Forming of the scheme mathematical model and algorithm of the solution

The algorithm of forming of mathematical model of a hydraulic drive as a whole is based on its structural description as sets of making functional blocks. As already it was marked above, in a basis of the structural description of the hydraulic system the identification of functional blocks and concept that each of them has no more than four nodes (points) in which it incorporates to other blocks of the circuit (Fig. 1) lay. The binding of nodes and identification of functional blocks are realized, as is specified in tab. 1 «Classification of functional blocks of hydraulic systems» (see the section «Typical structures of hydraulic systems and their description» ).

At inlet of input data their control is carried out. Following data are checked: correctness of the identifier (the name of type) of functional block; a continuity of numbering of blocks of one type; whether there is number of each block in admissible borders (proceeding from restrictions on quantity of blocks of the given type), etc. Here an input of entry conditions is made (thus all values, except for angular speed of a shaft of a diesel engine and position of a centrifugal regulator muff, are given equal to zero; angular speed a diesel engine shaft is given equal to speed of idling; position of a centrifugal regulator muff is given according to equal to the maximal value).

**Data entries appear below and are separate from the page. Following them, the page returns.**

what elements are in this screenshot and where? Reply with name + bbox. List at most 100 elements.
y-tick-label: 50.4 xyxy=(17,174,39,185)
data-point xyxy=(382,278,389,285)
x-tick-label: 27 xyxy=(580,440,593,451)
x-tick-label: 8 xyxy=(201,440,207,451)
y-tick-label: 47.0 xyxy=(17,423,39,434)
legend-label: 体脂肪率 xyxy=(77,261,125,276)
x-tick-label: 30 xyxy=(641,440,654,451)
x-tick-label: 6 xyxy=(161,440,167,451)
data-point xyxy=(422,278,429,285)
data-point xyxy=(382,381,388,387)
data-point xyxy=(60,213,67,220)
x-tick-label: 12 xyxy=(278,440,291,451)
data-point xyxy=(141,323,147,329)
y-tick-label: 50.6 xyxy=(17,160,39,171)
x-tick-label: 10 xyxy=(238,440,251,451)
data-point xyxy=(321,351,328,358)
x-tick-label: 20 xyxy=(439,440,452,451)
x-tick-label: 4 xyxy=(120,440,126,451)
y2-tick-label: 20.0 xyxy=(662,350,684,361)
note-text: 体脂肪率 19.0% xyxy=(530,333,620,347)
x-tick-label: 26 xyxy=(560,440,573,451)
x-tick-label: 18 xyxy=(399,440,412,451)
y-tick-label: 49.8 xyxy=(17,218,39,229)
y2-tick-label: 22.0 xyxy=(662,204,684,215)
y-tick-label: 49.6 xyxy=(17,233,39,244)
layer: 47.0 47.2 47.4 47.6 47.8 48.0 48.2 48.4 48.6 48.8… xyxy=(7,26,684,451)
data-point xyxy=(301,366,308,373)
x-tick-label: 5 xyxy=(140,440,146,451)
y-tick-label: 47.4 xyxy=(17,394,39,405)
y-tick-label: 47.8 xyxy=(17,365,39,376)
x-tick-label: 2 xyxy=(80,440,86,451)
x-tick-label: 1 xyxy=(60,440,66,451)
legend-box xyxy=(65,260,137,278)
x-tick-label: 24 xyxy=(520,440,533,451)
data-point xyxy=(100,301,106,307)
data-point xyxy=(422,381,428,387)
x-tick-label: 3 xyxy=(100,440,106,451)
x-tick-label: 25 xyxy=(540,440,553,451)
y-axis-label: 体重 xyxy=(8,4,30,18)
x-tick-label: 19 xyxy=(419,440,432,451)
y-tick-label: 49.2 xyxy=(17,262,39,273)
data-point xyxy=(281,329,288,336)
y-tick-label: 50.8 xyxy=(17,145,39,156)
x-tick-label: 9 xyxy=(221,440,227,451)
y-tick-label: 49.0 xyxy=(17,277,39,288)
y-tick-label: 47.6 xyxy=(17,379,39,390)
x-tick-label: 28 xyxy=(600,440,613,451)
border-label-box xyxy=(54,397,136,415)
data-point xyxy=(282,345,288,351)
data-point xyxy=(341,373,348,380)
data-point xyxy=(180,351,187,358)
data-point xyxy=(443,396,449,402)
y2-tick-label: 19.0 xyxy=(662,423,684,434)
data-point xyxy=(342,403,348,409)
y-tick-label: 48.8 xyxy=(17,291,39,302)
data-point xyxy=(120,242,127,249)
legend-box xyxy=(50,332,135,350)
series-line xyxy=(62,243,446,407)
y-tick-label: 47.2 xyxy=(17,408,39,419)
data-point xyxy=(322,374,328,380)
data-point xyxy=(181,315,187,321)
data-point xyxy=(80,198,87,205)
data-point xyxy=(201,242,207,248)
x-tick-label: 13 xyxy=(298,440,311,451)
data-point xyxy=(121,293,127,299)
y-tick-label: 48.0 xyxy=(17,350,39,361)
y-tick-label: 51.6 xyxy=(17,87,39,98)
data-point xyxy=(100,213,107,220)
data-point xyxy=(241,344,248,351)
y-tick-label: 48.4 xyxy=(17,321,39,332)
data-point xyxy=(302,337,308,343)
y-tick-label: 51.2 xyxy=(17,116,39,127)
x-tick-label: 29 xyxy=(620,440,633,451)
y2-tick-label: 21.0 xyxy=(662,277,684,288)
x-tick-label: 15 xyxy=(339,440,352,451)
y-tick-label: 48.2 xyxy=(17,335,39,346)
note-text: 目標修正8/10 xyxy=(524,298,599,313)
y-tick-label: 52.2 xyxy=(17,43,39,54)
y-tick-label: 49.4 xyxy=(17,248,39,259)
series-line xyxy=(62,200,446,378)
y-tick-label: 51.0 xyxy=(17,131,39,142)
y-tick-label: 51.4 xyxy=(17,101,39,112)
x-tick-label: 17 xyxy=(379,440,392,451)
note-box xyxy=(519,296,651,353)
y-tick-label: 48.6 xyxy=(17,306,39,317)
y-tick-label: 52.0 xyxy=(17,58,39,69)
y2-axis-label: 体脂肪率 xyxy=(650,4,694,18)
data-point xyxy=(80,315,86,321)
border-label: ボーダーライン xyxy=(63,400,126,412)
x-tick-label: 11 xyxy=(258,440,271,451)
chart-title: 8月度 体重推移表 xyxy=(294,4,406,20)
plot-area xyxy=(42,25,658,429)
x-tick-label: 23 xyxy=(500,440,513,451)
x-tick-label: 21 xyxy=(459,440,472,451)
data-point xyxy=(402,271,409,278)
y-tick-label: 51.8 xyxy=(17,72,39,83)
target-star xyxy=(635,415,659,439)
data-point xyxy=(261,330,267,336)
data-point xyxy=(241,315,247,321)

After that external influences and control signals given by user in the form of any functions are defined for the certain argument which can be current time or any phase variable in any node.

The external influences and control signals can be:

- regulation of geometric stroke volume of pump (volumetric regulation);

- regulation of geometric stroke volume of motor (volumetric regulation);

- spool movement of directional control valves (throttle regulation);

- control of fuel feed of diesel engine;

- resistance to machine movement;

- external forces and moments acting on working mechanism.

All these functions are simulated in the special program module either in the table form with interpolation of values during the solution, or in the form of final formula coefficients of which are given in input data or are calculated from input data.

The mathematical model of arbitrary hydraulic circuit consists as from differential, and algebraic equations. Solution of such mixed system of equations with admissible accuracy and comprehensible expenses of time of calculations is made as follows:

1) on a next time step differential equations are solved by method of numerical integration;

2) for the time moment corresponding end of a step of numerical integration, external influences, and control signals are defined;

3) proceeding from values of variables received by integration of differential equations, algebraic equations are solved.